Bahrain criticizes damning U.S report on violence & human rights

Bahrain’s Interior Ministry criticized a U.S. State Department report about the general situation in the country as “lacking neutrality and objectivity,” refuting a total of 42 U.S. claims in detail. Bahrain witnessed a series of public protests and demonstrations in 2011.

The U.S. claims were issued in the U.S. State Department’s 2013 Country Report on Human Rights, with Manama contesting a number of both general and specific claims by Washington regarding the situation in the country, particularly regarding alleged incidents of violence or unrest betweebhrainn 2011 and 2013.

Washington claimed that 52 people were killed in incidents linked to unrest in 2011, with hundreds more being injured. Bahrain responded: “This is inaccurate. The BICI Report, accepted as the definitive record of the unrest, found that 35 deaths were linked to that incident from February through April 2011.”

“These deaths included 5 members of the security forces and 4 expatriate workers,” the Bahraini Interior Ministry statement added.

As for claims that “dozens of deaths” were linked to Bahraini security forces’ actions, either directly or indirectly, the statement said: “The Ministry of Interior acknowledges that two people were killed during violent protests and clashes with police on the second anniversary of the unrest. An additional four violent opposition members killed themselves in 2013.”

“Three police officers were killed by rioters/terrorists. Homemade bombs were responsible for two of the deaths and one officer was killed when he was shot at close range by a rioter with a flare gun… Therefore, in 2013, more police officers died than rioters and more rioters died on account of their own actions than in clashes with the police,” it said.

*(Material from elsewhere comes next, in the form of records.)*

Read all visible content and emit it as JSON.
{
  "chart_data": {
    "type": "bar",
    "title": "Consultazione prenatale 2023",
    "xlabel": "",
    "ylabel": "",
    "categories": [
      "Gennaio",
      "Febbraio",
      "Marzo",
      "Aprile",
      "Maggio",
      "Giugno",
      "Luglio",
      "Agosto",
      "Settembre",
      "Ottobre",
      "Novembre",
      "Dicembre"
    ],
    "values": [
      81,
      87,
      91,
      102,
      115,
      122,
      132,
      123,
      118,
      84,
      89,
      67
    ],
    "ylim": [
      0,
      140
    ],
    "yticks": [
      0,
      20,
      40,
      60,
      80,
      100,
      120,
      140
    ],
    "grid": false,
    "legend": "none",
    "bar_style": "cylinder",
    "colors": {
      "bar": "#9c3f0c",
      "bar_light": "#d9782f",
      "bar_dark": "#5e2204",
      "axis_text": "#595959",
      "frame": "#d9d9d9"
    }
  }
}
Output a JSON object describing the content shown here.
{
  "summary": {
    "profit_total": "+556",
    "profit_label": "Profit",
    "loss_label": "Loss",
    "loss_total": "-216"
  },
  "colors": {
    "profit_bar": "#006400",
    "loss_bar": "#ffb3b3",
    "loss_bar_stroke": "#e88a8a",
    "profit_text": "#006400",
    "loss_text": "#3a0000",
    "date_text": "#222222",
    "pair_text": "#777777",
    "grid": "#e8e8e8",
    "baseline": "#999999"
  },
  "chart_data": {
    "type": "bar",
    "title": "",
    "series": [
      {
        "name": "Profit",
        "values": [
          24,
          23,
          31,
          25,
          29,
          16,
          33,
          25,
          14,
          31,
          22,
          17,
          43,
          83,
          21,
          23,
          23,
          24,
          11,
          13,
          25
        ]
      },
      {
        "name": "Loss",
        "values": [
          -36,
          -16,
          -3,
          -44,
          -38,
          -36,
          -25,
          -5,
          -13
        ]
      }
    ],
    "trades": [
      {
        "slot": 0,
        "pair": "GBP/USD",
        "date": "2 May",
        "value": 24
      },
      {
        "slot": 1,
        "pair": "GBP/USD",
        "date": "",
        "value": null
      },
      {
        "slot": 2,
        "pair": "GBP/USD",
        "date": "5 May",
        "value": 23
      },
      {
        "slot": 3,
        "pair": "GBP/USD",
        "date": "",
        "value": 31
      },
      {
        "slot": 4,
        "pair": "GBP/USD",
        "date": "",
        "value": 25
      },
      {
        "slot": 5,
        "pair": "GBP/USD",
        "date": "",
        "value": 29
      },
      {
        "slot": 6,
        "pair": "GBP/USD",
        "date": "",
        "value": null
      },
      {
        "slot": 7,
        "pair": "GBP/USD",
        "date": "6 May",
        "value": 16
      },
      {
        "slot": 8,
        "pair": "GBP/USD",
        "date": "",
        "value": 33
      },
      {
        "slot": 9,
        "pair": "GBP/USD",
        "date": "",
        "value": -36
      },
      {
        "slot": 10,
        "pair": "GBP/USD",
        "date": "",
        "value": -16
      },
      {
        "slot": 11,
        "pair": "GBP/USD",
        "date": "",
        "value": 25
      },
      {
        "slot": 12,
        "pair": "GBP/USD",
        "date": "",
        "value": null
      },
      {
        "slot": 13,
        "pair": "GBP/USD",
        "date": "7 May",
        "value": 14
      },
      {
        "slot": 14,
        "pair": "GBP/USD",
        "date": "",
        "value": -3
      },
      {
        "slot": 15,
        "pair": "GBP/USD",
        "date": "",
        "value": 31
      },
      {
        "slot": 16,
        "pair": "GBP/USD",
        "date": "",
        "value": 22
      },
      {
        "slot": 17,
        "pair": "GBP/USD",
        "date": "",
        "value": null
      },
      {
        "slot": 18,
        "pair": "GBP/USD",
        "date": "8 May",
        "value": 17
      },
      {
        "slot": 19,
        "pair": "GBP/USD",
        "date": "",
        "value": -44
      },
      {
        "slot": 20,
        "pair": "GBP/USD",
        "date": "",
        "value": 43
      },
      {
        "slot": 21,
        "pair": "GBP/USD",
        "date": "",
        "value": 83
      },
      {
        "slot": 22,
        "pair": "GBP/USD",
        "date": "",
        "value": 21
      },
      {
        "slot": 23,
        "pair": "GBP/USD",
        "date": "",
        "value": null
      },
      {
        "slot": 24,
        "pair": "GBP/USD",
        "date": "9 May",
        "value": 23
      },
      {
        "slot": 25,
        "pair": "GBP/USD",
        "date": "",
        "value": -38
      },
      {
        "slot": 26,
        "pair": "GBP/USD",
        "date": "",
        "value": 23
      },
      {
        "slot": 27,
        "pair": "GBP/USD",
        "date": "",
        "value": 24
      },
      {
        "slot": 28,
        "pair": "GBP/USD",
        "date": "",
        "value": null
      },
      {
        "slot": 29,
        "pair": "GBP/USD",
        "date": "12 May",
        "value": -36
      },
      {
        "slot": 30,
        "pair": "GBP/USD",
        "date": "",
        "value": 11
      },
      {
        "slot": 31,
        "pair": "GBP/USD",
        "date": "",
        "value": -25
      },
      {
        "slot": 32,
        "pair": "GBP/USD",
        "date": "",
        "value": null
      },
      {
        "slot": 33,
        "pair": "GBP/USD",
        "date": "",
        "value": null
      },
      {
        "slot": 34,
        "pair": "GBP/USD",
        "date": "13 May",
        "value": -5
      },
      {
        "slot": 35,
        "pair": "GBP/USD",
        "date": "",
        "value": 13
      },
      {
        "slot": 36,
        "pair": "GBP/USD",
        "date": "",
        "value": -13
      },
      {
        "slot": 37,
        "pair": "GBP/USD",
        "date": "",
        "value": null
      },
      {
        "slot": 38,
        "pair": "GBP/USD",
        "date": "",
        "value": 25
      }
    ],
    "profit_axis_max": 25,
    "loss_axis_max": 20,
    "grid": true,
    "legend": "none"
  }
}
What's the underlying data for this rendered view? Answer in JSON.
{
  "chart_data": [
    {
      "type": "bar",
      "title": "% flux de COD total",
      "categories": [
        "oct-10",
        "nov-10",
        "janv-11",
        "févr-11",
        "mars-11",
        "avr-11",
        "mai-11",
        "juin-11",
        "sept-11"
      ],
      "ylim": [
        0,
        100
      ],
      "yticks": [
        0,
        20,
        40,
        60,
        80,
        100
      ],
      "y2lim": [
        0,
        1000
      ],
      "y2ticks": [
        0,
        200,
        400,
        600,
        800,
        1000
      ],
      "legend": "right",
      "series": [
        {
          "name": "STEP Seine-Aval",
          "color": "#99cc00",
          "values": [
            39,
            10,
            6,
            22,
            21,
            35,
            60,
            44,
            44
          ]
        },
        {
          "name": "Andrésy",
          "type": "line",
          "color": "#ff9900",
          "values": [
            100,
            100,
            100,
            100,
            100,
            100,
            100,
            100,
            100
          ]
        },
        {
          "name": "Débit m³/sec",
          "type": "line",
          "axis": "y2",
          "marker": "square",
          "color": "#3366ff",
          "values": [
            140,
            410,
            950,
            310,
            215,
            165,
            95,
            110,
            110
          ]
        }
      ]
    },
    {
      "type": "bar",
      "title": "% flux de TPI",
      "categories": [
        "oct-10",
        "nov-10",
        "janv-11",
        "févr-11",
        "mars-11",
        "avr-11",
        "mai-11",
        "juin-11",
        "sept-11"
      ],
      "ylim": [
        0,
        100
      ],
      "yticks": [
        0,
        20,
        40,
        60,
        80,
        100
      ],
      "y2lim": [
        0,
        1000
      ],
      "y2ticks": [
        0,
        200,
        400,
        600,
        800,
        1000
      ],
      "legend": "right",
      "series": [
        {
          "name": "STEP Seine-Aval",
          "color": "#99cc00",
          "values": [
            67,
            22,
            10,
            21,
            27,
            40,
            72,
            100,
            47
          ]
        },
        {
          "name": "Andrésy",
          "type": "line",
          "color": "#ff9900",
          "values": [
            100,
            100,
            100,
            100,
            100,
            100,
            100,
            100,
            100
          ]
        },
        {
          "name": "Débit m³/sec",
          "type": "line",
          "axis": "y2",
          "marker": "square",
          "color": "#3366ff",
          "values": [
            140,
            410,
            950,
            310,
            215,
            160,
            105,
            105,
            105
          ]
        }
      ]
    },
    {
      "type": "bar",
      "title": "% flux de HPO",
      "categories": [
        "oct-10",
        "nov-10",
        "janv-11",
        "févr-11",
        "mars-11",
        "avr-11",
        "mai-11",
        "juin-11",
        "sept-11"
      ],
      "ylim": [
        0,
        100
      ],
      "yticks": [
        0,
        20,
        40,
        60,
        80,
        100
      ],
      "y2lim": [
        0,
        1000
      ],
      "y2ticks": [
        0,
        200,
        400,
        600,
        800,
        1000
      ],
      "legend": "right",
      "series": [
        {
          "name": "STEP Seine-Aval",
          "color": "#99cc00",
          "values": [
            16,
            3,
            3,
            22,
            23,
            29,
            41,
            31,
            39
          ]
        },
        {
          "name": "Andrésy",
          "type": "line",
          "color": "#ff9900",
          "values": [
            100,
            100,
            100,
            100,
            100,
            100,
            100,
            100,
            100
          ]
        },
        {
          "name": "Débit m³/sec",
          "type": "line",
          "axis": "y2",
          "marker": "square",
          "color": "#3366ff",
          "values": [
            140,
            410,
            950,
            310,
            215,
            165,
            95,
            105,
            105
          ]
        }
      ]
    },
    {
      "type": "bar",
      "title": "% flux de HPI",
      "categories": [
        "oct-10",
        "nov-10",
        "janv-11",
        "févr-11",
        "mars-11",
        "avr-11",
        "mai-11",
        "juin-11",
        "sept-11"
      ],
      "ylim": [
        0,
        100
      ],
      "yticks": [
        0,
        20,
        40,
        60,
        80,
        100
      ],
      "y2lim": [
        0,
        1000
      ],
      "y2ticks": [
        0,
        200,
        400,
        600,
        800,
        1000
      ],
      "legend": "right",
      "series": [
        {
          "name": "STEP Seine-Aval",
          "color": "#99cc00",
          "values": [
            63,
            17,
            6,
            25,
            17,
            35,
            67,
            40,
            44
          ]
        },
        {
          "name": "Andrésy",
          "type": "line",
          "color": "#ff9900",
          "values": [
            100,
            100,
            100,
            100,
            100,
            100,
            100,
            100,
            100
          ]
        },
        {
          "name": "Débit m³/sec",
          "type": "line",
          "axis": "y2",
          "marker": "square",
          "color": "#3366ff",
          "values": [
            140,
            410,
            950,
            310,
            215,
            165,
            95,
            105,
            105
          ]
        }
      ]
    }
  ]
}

The allegation that some deaths were caused by exposure to tear gas is “utterly baseless,” the statement added.

The Bahraini Interior Ministry accused the U.S. State Department of using “radically charged language” in its report, particularly citing the allegation that “Yemeni police officer” Ahmed Areen was acquitted of killing protesters in 2011. “Police officer Ahmed Areen is a Bahraini police officer. He is not a Yemeni police officer. Would the U.S. Department of State identify a Chinese American officer in the Boston Police Department as a Chinese police officer? This racially charged language plays into the oppositions’ attempt to dehumanize police officers by labeling them as foreigners and mercenaries,” the Bahraini Interior Ministry said.

“The allegation that police continued to serve as law enforcement officers while their trial was underway is misleading and raises unnecessary alarm. The officers were assigned to non-enforcement, administrative duties during their trial, pending the final verdict. This is the same protocol that is used by police departments in the United States,” the report added.

Bahrain’s Interior Ministry also raised questions about the U.S. State Department’s terminology, raising questions about “imprecise language and vague allegations.”

“The mention of ‘official interrogation facilities’ (otherwise known as “police stations” in the United States) is gratuitous. The Ministry of Interior categorically rejects the allegations that torture and/or ill treatment is ongoing at police stations,” the report said.

“The Ministry of Interior has a zero-tolerance policy for torture or any other form of mistreatment,” the report added.